A liberal economist who became Iran's first president, only to be ousted in the turbulent aftermath of the revolution.
Abolhassan Banisadr's life was a trajectory of idealism, power, and exile, mirroring Iran's own violent transformation. The son of a cleric, he was a leftist intellectual and activist from his student days, which led to imprisonment under the Shah. He fled to Paris, where he became a key figure in the opposition, forging a crucial alliance with the exiled Ayatollah Khomeini. After the 1979 revolution, he returned in triumph, his economic expertise and modernist Islamic vision earning him the presidency. But his tenure was a doomed struggle. Sandwiched between the rising theocratic power of the clerical establishment and the chaos of the Iran-Iraq War, Banisadr's authority evaporated. His calls for a more democratic state and criticism of the ruling clerics made him a target. After just 16 months, he was impeached by the Majlis, fled the country in disguise, and spent the rest of his life in Paris as a vocal critic of the Islamic Republic, a symbol of the revolution's devoured liberal hopes.
1928–1945
Born between the Depression and the end of WWII. Too young to fight, old enough to remember. They became the conformist middle managers of the 1950s — and the civil rights leaders who quietly dismantled Jim Crow.
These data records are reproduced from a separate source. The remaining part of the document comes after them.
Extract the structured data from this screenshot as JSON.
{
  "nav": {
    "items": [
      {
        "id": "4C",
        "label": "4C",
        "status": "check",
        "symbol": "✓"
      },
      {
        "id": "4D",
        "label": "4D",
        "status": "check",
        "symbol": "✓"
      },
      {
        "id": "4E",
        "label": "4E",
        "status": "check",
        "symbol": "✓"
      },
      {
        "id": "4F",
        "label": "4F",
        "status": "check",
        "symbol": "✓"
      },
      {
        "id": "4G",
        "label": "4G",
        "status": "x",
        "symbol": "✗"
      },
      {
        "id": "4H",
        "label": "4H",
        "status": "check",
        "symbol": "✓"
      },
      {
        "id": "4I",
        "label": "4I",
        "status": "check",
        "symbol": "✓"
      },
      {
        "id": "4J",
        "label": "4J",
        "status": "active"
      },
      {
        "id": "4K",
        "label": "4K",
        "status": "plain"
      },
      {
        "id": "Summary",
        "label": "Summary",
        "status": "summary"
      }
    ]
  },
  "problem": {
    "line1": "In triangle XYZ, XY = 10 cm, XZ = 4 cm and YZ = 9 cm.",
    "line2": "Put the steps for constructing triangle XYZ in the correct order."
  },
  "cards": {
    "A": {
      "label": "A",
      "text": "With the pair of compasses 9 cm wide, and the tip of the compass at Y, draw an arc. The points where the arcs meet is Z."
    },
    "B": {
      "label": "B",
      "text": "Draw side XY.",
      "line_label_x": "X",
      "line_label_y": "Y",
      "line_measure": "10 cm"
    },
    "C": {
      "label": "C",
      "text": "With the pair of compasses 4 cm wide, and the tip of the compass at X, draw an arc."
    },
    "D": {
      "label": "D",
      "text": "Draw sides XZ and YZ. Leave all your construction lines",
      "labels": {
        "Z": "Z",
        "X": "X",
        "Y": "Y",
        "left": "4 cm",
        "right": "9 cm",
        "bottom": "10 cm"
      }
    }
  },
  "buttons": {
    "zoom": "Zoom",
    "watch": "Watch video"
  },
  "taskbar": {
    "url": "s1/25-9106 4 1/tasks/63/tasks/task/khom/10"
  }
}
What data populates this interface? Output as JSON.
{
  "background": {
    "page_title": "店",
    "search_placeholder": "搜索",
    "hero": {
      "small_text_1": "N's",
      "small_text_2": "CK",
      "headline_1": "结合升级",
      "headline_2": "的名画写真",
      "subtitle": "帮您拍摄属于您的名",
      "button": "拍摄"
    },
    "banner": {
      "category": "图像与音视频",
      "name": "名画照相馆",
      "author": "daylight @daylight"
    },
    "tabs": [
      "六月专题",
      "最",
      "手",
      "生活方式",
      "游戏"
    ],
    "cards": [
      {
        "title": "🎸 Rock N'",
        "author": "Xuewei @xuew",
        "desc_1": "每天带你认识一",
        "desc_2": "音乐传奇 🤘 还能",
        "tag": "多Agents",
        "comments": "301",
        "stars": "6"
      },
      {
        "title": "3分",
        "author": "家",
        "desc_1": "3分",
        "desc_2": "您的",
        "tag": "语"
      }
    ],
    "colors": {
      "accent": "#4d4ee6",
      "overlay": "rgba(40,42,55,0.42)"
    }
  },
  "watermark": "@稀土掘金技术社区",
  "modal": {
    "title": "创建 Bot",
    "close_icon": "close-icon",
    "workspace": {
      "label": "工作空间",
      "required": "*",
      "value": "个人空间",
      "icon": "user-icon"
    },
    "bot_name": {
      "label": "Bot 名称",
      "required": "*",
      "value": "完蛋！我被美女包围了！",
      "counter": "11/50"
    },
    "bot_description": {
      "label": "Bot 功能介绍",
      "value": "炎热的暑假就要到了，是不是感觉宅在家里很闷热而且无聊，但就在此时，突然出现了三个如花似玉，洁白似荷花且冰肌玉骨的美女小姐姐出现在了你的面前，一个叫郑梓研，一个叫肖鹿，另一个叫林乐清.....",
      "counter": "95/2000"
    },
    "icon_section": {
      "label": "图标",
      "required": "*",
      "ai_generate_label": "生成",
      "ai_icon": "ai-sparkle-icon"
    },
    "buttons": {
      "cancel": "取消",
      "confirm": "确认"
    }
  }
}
Abolhassan was born in 1933, placing them squarely in The Silent Generation. The events that shaped this generation — world wars, depression, and rapid industrialization — shaped the world they entered and the choices available to them.
The biggest hits of 1933
#1 Movie
King Kong
Best Picture
Cavalcade
The world at every milestone
FDR's New Deal launches; Prohibition ends
Kristallnacht and the escalation toward WWII
United Nations holds its first General Assembly
NATO founded; Mao proclaims the People's Republic of China
First color TV broadcast in the US
Brown v. Board of Education desegregates US schools
JFK assassinated in Dallas; Martin Luther King's 'I Have a Dream' speech
US withdraws from Vietnam; Roe v. Wade decided
Internet adopts TCP/IP, creating the modern internet
European Union officially established
US invades Iraq; Human Genome Project completed
Edward Snowden reveals NSA surveillance programs
January 6 Capitol breach; COVID vaccines roll out globally
During his escape from Iran, he was hidden in the cargo compartment of a military aircraft piloted by a sympathetic air force officer.
He wrote poetry and translated works by Jean-Paul Sartre into Persian.
His father, Ayatollah Nasrollah Banisadr, was a prominent religious figure who also opposed the Shah.
He lived in the Versailles suburb of Paris in the same compound that once housed Ayatollah Khomeini before the revolution.
“The revolution must be for the people, not against them.”